Ever had something happen, something major, that you were are of but then quickly forgot about? That may be your filters at work stopping something upsetting from being accepted into your longer term memory.
7. Do it soon but do it appropriately.
Delaying the tough conversations rarely makes anything better. Leaving things unsaid that are eating you up inside usually makes the conversation more difficult rather than allowing the issue to magically go away. Delaying usually heightens our emotions, breeds resentment, and generally makes the conversations we do have more volatile than they needed to be. Learning to speak up when things are happening takes practice, but it’s much better than holding onto it until there’s the slightest hint of an argument and have it all come spewing out. That doesn’t mean that you have to have the full conversation on the spot at a time that is inappropriate.
If you have children there are some conversations that you should not have in front of them. You might have to arrange a time and place to talk it out fully. Flagging the issue and arrange a time for the conversation can be a huge pressure relief valve.
Hard conversations don’t really get easier over time. We can practice the skills, work together to try and follow these types of guidelines but it still can be a very emotional experience and may identify issues that require hard decisions and changes.
Reading this article isn’t going to magically turn you into a master communicator! Lets be honest.
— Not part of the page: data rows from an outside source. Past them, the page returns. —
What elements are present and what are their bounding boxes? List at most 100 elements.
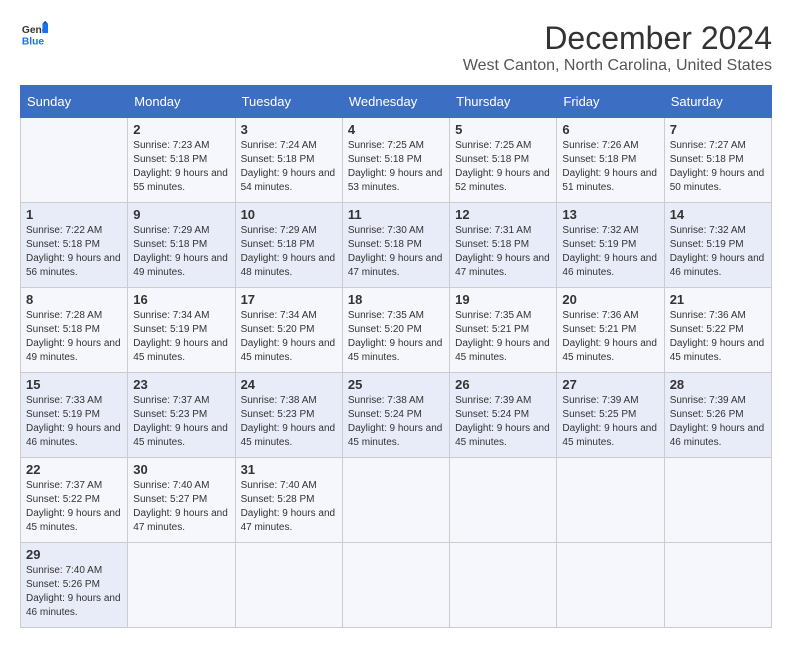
day-info: Sunrise: 7:32 AMSunset: 5:19 PMDaylight:…: [562, 224, 658, 280]
day-info: Sunrise: 7:27 AMSunset: 5:18 PMDaylight:…: [670, 139, 766, 195]
calendar-cell: 27Sunrise: 7:39 AMSunset: 5:25 PMDayligh…: [557, 373, 664, 458]
day-info: Sunrise: 7:37 AMSunset: 5:22 PMDaylight:…: [26, 479, 122, 535]
day-info: Sunrise: 7:38 AMSunset: 5:23 PMDaylight:…: [241, 394, 337, 450]
calendar-cell: 11 Sunrise: 7:30 AMSunset: 5:18 PMDayligh…: [342, 203, 449, 288]
page-header: General Blue December 2024 West Canton, …: [20, 20, 772, 75]
day-info: Sunrise: 7:25 AMSunset: 5:18 PMDaylight:…: [348, 139, 444, 195]
day-info: Sunrise: 7:35 AMSunset: 5:20 PMDaylight:…: [348, 309, 444, 365]
day-info: Sunrise: 7:26 AMSunset: 5:18 PMDaylight:…: [562, 139, 658, 195]
calendar-cell: 20Sunrise: 7:36 AMSunset: 5:21 PMDayligh…: [557, 288, 664, 373]
calendar-cell: [664, 458, 771, 543]
day-info: Sunrise: 7:39 AMSunset: 5:25 PMDaylight:…: [562, 394, 658, 450]
day-info: Sunrise: 7:36 AMSunset: 5:22 PMDaylight:…: [670, 309, 766, 365]
day-number: 12: [455, 207, 551, 222]
calendar-cell: 12 Sunrise: 7:31 AMSunset: 5:18 PMDayligh…: [450, 203, 557, 288]
calendar-cell: [128, 543, 235, 628]
day-info: Sunrise: 7:24 AMSunset: 5:18 PMDaylight:…: [241, 139, 337, 195]
day-number: 19: [455, 292, 551, 307]
calendar-header-cell: Tuesday: [235, 86, 342, 118]
day-number: 28: [670, 377, 766, 392]
page-title: December 2024: [463, 20, 772, 57]
calendar-cell: 21Sunrise: 7:36 AMSunset: 5:22 PMDayligh…: [664, 288, 771, 373]
day-info: Sunrise: 7:38 AMSunset: 5:24 PMDaylight:…: [348, 394, 444, 450]
calendar-table: SundayMondayTuesdayWednesdayThursdayFrid…: [20, 85, 772, 628]
day-info: Sunrise: 7:25 AMSunset: 5:18 PMDaylight:…: [455, 139, 551, 195]
calendar-header-row: SundayMondayTuesdayWednesdayThursdayFrid…: [21, 86, 772, 118]
calendar-cell: [664, 543, 771, 628]
day-number: 24: [241, 377, 337, 392]
day-info: Sunrise: 7:39 AMSunset: 5:26 PMDaylight:…: [670, 394, 766, 450]
calendar-cell: 17 Sunrise: 7:34 AMSunset: 5:20 PMDayligh…: [235, 288, 342, 373]
page-subtitle: West Canton, North Carolina, United Stat…: [463, 57, 772, 75]
day-number: 18: [348, 292, 444, 307]
calendar-cell: 9 Sunrise: 7:29 AMSunset: 5:18 PMDaylight…: [128, 203, 235, 288]
day-info: Sunrise: 7:34 AMSunset: 5:19 PMDaylight:…: [133, 309, 229, 365]
day-number: 5: [455, 122, 551, 137]
calendar-cell: 2Sunrise: 7:23 AMSunset: 5:18 PMDaylight…: [128, 118, 235, 203]
day-number: 8: [26, 292, 122, 307]
day-info: Sunrise: 7:33 AMSunset: 5:19 PMDaylight:…: [26, 394, 122, 450]
day-number: 6: [562, 122, 658, 137]
calendar-cell: 13 Sunrise: 7:32 AMSunset: 5:19 PMDayligh…: [557, 203, 664, 288]
logo-icon: General Blue: [20, 20, 48, 48]
calendar-cell: [342, 543, 449, 628]
day-info: Sunrise: 7:30 AMSunset: 5:18 PMDaylight:…: [348, 224, 444, 280]
day-number: 20: [562, 292, 658, 307]
day-number: 25: [348, 377, 444, 392]
day-info: Sunrise: 7:35 AMSunset: 5:21 PMDaylight:…: [455, 309, 551, 365]
day-info: Sunrise: 7:40 AMSunset: 5:28 PMDaylight:…: [241, 479, 337, 535]
day-number: 16: [133, 292, 229, 307]
day-number: 3: [241, 122, 337, 137]
calendar-row: 1Sunrise: 7:22 AMSunset: 5:18 PMDaylight…: [21, 203, 772, 288]
calendar-cell: 10Sunrise: 7:29 AMSunset: 5:18 PMDayligh…: [235, 203, 342, 288]
calendar-cell: [450, 543, 557, 628]
calendar-row: 15Sunrise: 7:33 AMSunset: 5:19 PMDayligh…: [21, 373, 772, 458]
calendar-cell: [557, 543, 664, 628]
day-number: 17: [241, 292, 337, 307]
day-number: 23: [133, 377, 229, 392]
calendar-cell: 18 Sunrise: 7:35 AMSunset: 5:20 PMDayligh…: [342, 288, 449, 373]
calendar-cell: 4 Sunrise: 7:25 AMSunset: 5:18 PMDaylight…: [342, 118, 449, 203]
calendar-cell: 7 Sunrise: 7:27 AMSunset: 5:18 PMDaylight…: [664, 118, 771, 203]
calendar-cell: [557, 458, 664, 543]
calendar-cell: 6 Sunrise: 7:26 AMSunset: 5:18 PMDaylight…: [557, 118, 664, 203]
calendar-cell: [235, 543, 342, 628]
day-info: Sunrise: 7:22 AMSunset: 5:18 PMDaylight:…: [26, 224, 122, 280]
day-number: 7: [670, 122, 766, 137]
calendar-cell: 8Sunrise: 7:28 AMSunset: 5:18 PMDaylight…: [21, 288, 128, 373]
day-number: 10: [241, 207, 337, 222]
calendar-row: 29Sunrise: 7:40 AMSunset: 5:26 PMDayligh…: [21, 543, 772, 628]
calendar-row: 2Sunrise: 7:23 AMSunset: 5:18 PMDaylight…: [21, 118, 772, 203]
day-number: 30: [133, 462, 229, 477]
calendar-header-cell: Thursday: [450, 86, 557, 118]
svg-text:Blue: Blue: [22, 36, 45, 47]
calendar-cell: 19 Sunrise: 7:35 AMSunset: 5:21 PMDayligh…: [450, 288, 557, 373]
day-number: 11: [348, 207, 444, 222]
calendar-header-cell: Wednesday: [342, 86, 449, 118]
day-number: 4: [348, 122, 444, 137]
calendar-cell: 16 Sunrise: 7:34 AMSunset: 5:19 PMDayligh…: [128, 288, 235, 373]
day-number: 31: [241, 462, 337, 477]
day-info: Sunrise: 7:39 AMSunset: 5:24 PMDaylight:…: [455, 394, 551, 450]
day-number: 9: [133, 207, 229, 222]
day-info: Sunrise: 7:29 AMSunset: 5:18 PMDaylight:…: [133, 224, 229, 280]
calendar-cell: 1Sunrise: 7:22 AMSunset: 5:18 PMDaylight…: [21, 203, 128, 288]
calendar-row: 22 Sunrise: 7:37 AMSunset: 5:22 PMDayligh…: [21, 458, 772, 543]
logo: General Blue: [20, 20, 48, 48]
day-info: Sunrise: 7:31 AMSunset: 5:18 PMDaylight:…: [455, 224, 551, 280]
calendar-cell: 3 Sunrise: 7:24 AMSunset: 5:18 PMDaylight…: [235, 118, 342, 203]
day-number: 22: [26, 462, 122, 477]
calendar-cell: 14Sunrise: 7:32 AMSunset: 5:19 PMDayligh…: [664, 203, 771, 288]
calendar-cell: 15Sunrise: 7:33 AMSunset: 5:19 PMDayligh…: [21, 373, 128, 458]
calendar-cell: 25 Sunrise: 7:38 AMSunset: 5:24 PMDayligh…: [342, 373, 449, 458]
calendar-header-cell: Friday: [557, 86, 664, 118]
calendar-cell: 26Sunrise: 7:39 AMSunset: 5:24 PMDayligh…: [450, 373, 557, 458]
day-info: Sunrise: 7:34 AMSunset: 5:20 PMDaylight:…: [241, 309, 337, 365]
day-info: Sunrise: 7:37 AMSunset: 5:23 PMDaylight:…: [133, 394, 229, 450]
calendar-cell: [450, 458, 557, 543]
calendar-cell: 23 Sunrise: 7:37 AMSunset: 5:23 PMDayligh…: [128, 373, 235, 458]
title-area: December 2024 West Canton, North Carolin…: [463, 20, 772, 75]
calendar-cell: [342, 458, 449, 543]
day-info: Sunrise: 7:23 AMSunset: 5:18 PMDaylight:…: [133, 139, 229, 195]
day-number: 13: [562, 207, 658, 222]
You are still going to have overactive filters and triggers. Things are still going to be done by you or by your partner that are upsetting and difficult to deal with.
But clearing the air, being honest and being respectful about how you talk with each other is going to make a big difference. Sharing the impact of each others behaviours, hearing and feeling heard are what healthy relationships require. If you take nothing else away take away a desire to develop the ability to have the hard conversations with respectful communication.
If you are willing but your partner is not then getting a third party mediator to facilitate the conversation is going to be helpful. Mediation is an intervention that will help you to talk together in that interaction and hopefully help you to work out a plan for moving forward.
If there is a lot of trauma and dysfunction in your relationship then relationship counseling might be a longer term solution with a well trained counselor.
If you want to resolve the issues but your partner isn’t willing to accept help or make any changes you may have to consider your options If there is no intention of working with you then remember that no one is able to maintain or save a relationship by ourselves.
If you are in danger in your relationship from physical, psychological or emotional abuse by a partner who does not respect you and consider what matters to you as well as what they want then consider getting help from professionals. Despite what they say, how many times they apologize after or promise they won’t deliberately hurt you again if there is a pattern the only change is likely to be an escalation over time.
If you have a relationship that is safe and there is a willingness to work with us we can learn to get better at having difficult conversations, even if it isn’t our favourite thing! Over time we can get good at raising issues early, in a way that isn’t based on blame and use those opportunities to make our relationships better. A surface peace that just looks good but doesn’t feel good isn’t really peace, is it? If you want to feel safe, supported and loved in your relationship you will have to be have the vulnerable, honest conversations needed to make your relationship stronger and more supportive of your needs.